Jobless Produce U.S. Profit on Productivity
With Less Inflation
By - Jun 28, 2010
Yea!!!! Great job, everyone! Your unemployment is helping companies realize awesome profits without any of that pesky inflation that might drive your wages upward somewhat!
Way to go!
The 6.8 million Americans out of work for 27 weeks or longer -- a record 46 percent of all the unemployed -- are providing U.S. companies with an eager, skilled and cheap labor pool. This is allowing businesses to retool their workforces, boosting efficiency and profits following the deepest recession since the 1930s, and contributing to a 61 percent rise in the Standard & Poor’s 500 Index since March 2009.
So, quit whining about not being able to find work. You're helping to increase corporate stock prices! And isn't that really what matters?
“Companies are getting higher-productivity employees for the same or lower wage rate they were paying a marginal employee,” said James Paulsen, who helps oversee about $375 billion as chief investment strategist at Wells Capital Management in Minneapolis. “Not only are employees higher skilled, you have a better skill match. You have a more productive and more adaptive labor force.”
Translation: "more productive" = doing more work for the same pay.
"more adaptive" = these people are so afraid of losing their jobs, they'll figure out
a way to deal with whatever shit you throw at them!
No more coal for you, Cratchit! And you shall labor on Christmas Day and like it!
U.S. productivity gains averaged 2.9 percent from 2000 through the first quarter of 2010, compared with 2.1 percent in 1990-1999 and 1.5 percent in 1980-1989, according to the Labor Department. The increased efficiency has helped improve earnings, with more than 80 percent of companies in the S&P 500 index reporting profits that exceeded the consensus analysts’ estimates during the most recent quarter, Bloomberg data show.
So the bad news is you're working harder than ever, but the good news is, your company's profits are way up!
“Very specific skill sets is what will get people hired these days,” said Gary Townsend, president of Hill-Townsend Capital LLC in Chevy Chase, Maryland, a hedge fund that specializes in financial firms. “Companies are able to slice off the weakest members of the team and find very highly qualified and motivated [read: desperate] replacements.
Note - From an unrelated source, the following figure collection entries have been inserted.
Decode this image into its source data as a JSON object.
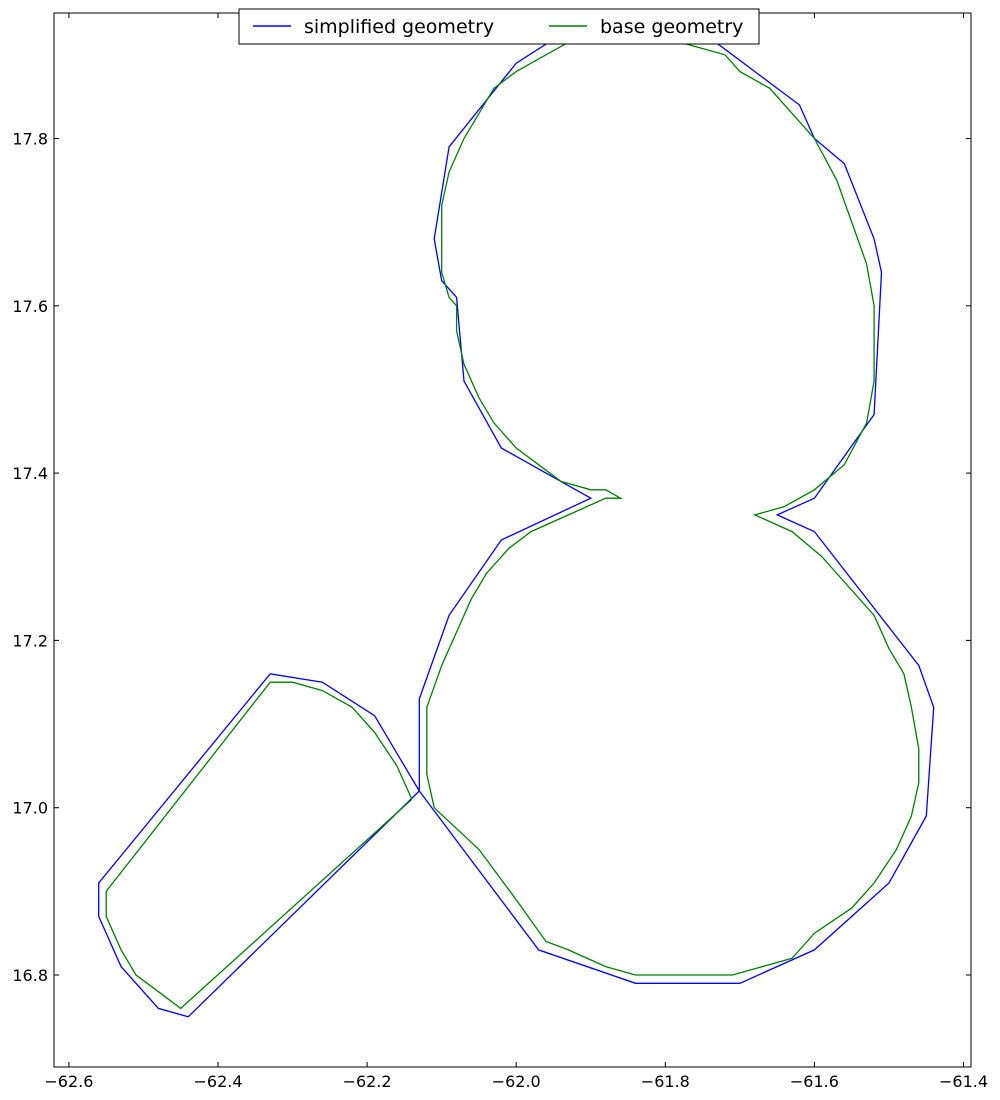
{
  "chart_data": {
    "type": "line",
    "title": "",
    "xlabel": "",
    "ylabel": "",
    "xlim": [
      -62.62,
      -61.39
    ],
    "ylim": [
      16.69,
      17.95
    ],
    "xticks": [
      -62.6,
      -62.4,
      -62.2,
      -62.0,
      -61.8,
      -61.6,
      -61.4
    ],
    "xtick_labels": [
      "−62.6",
      "−62.4",
      "−62.2",
      "−62.0",
      "−61.8",
      "−61.6",
      "−61.4"
    ],
    "yticks": [
      16.8,
      17.0,
      17.2,
      17.4,
      17.6,
      17.8
    ],
    "ytick_labels": [
      "16.8",
      "17.0",
      "17.2",
      "17.4",
      "17.6",
      "17.8"
    ],
    "grid": false,
    "legend": {
      "position": "top-center",
      "columns": 2
    },
    "series": [
      {
        "name": "simplified geometry",
        "color": "#0000ff",
        "rings": [
          [
            [
              -62.13,
              17.02
            ],
            [
              -62.13,
              17.13
            ],
            [
              -62.09,
              17.23
            ],
            [
              -62.02,
              17.32
            ],
            [
              -61.9,
              17.37
            ],
            [
              -62.02,
              17.43
            ],
            [
              -62.07,
              17.51
            ],
            [
              -62.08,
              17.61
            ],
            [
              -62.1,
              17.63
            ],
            [
              -62.11,
              17.68
            ],
            [
              -62.09,
              17.79
            ],
            [
              -62.0,
              17.89
            ],
            [
              -61.93,
              17.93
            ],
            [
              -61.81,
              17.94
            ],
            [
              -61.74,
              17.92
            ],
            [
              -61.62,
              17.84
            ],
            [
              -61.6,
              17.8
            ],
            [
              -61.56,
              17.77
            ],
            [
              -61.52,
              17.68
            ],
            [
              -61.51,
              17.64
            ],
            [
              -61.52,
              17.47
            ],
            [
              -61.6,
              17.37
            ],
            [
              -61.65,
              17.35
            ],
            [
              -61.6,
              17.33
            ],
            [
              -61.46,
              17.17
            ],
            [
              -61.44,
              17.12
            ],
            [
              -61.45,
              16.99
            ],
            [
              -61.5,
              16.91
            ],
            [
              -61.6,
              16.83
            ],
            [
              -61.7,
              16.79
            ],
            [
              -61.84,
              16.79
            ],
            [
              -61.97,
              16.83
            ],
            [
              -62.13,
              17.02
            ]
          ],
          [
            [
              -62.13,
              17.02
            ],
            [
              -62.19,
              17.11
            ],
            [
              -62.26,
              17.15
            ],
            [
              -62.33,
              17.16
            ],
            [
              -62.56,
              16.91
            ],
            [
              -62.56,
              16.87
            ],
            [
              -62.53,
              16.81
            ],
            [
              -62.48,
              16.76
            ],
            [
              -62.44,
              16.75
            ],
            [
              -62.13,
              17.02
            ]
          ]
        ]
      },
      {
        "name": "base geometry",
        "color": "#008000",
        "rings": [
          [
            [
              -62.08,
              17.6
            ],
            [
              -62.09,
              17.61
            ],
            [
              -62.1,
              17.64
            ],
            [
              -62.1,
              17.68
            ],
            [
              -62.1,
              17.72
            ],
            [
              -62.09,
              17.76
            ],
            [
              -62.07,
              17.8
            ],
            [
              -62.05,
              17.83
            ],
            [
              -62.03,
              17.86
            ],
            [
              -62.0,
              17.88
            ],
            [
              -61.96,
              17.9
            ],
            [
              -61.92,
              17.92
            ],
            [
              -61.88,
              17.92
            ],
            [
              -61.84,
              17.93
            ],
            [
              -61.8,
              17.92
            ],
            [
              -61.76,
              17.91
            ],
            [
              -61.72,
              17.9
            ],
            [
              -61.7,
              17.88
            ],
            [
              -61.66,
              17.86
            ],
            [
              -61.63,
              17.83
            ],
            [
              -61.6,
              17.8
            ],
            [
              -61.57,
              17.75
            ],
            [
              -61.55,
              17.7
            ],
            [
              -61.53,
              17.65
            ],
            [
              -61.52,
              17.6
            ],
            [
              -61.52,
              17.57
            ],
            [
              -61.52,
              17.55
            ],
            [
              -61.52,
              17.51
            ],
            [
              -61.53,
              17.46
            ],
            [
              -61.56,
              17.41
            ],
            [
              -61.6,
              17.38
            ],
            [
              -61.64,
              17.36
            ],
            [
              -61.68,
              17.35
            ],
            [
              -61.63,
              17.33
            ],
            [
              -61.59,
              17.3
            ],
            [
              -61.57,
              17.28
            ],
            [
              -61.55,
              17.26
            ],
            [
              -61.52,
              17.23
            ],
            [
              -61.5,
              17.19
            ],
            [
              -61.48,
              17.16
            ],
            [
              -61.47,
              17.12
            ],
            [
              -61.46,
              17.07
            ],
            [
              -61.46,
              17.03
            ],
            [
              -61.47,
              16.99
            ],
            [
              -61.49,
              16.95
            ],
            [
              -61.52,
              16.91
            ],
            [
              -61.55,
              16.88
            ],
            [
              -61.6,
              16.85
            ],
            [
              -61.63,
              16.82
            ],
            [
              -61.67,
              16.81
            ],
            [
              -61.71,
              16.8
            ],
            [
              -61.75,
              16.8
            ],
            [
              -61.8,
              16.8
            ],
            [
              -61.84,
              16.8
            ],
            [
              -61.88,
              16.81
            ],
            [
              -61.93,
              16.83
            ],
            [
              -61.96,
              16.84
            ],
            [
              -62.0,
              16.89
            ],
            [
              -62.05,
              16.95
            ],
            [
              -62.11,
              17.0
            ],
            [
              -62.12,
              17.04
            ],
            [
              -62.12,
              17.08
            ],
            [
              -62.12,
              17.12
            ],
            [
              -62.1,
              17.17
            ],
            [
              -62.08,
              17.21
            ],
            [
              -62.06,
              17.25
            ],
            [
              -62.04,
              17.28
            ],
            [
              -62.01,
              17.31
            ],
            [
              -61.98,
              17.33
            ],
            [
              -61.93,
              17.35
            ],
            [
              -61.88,
              17.37
            ],
            [
              -61.86,
              17.37
            ],
            [
              -61.88,
              17.38
            ],
            [
              -61.9,
              17.38
            ],
            [
              -61.94,
              17.39
            ],
            [
              -61.97,
              17.41
            ],
            [
              -62.0,
              17.43
            ],
            [
              -62.03,
              17.46
            ],
            [
              -62.05,
              17.49
            ],
            [
              -62.07,
              17.53
            ],
            [
              -62.08,
              17.57
            ],
            [
              -62.08,
              17.6
            ]
          ],
          [
            [
              -62.14,
              17.01
            ],
            [
              -62.16,
              17.05
            ],
            [
              -62.19,
              17.09
            ],
            [
              -62.22,
              17.12
            ],
            [
              -62.26,
              17.14
            ],
            [
              -62.3,
              17.15
            ],
            [
              -62.33,
              17.15
            ],
            [
              -62.55,
              16.9
            ],
            [
              -62.55,
              16.87
            ],
            [
              -62.53,
              16.83
            ],
            [
              -62.51,
              16.8
            ],
            [
              -62.48,
              16.78
            ],
            [
              -62.45,
              16.76
            ],
            [
              -62.14,
              17.01
            ]
          ]
        ]
      }
    ]
  }
}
There is very little wage pressure.”So, cheer up, American workers! Because higher stock prices means the economy is better! Whether you have a decent job or not is not really relevant.
P.S. Here's one more line from the Bloomberg article, lest we forget:
The U.S. economy grew at a 2.7 percent annual rate in the first quarter, less than the 3 percent estimate issued last month, according to Commerce Department data released June 25. The economy contracted in five quarters during the recession that began in December 2007, the worst performance since the Great Depression.
So no, FOXies, history didn't begin in January 2009.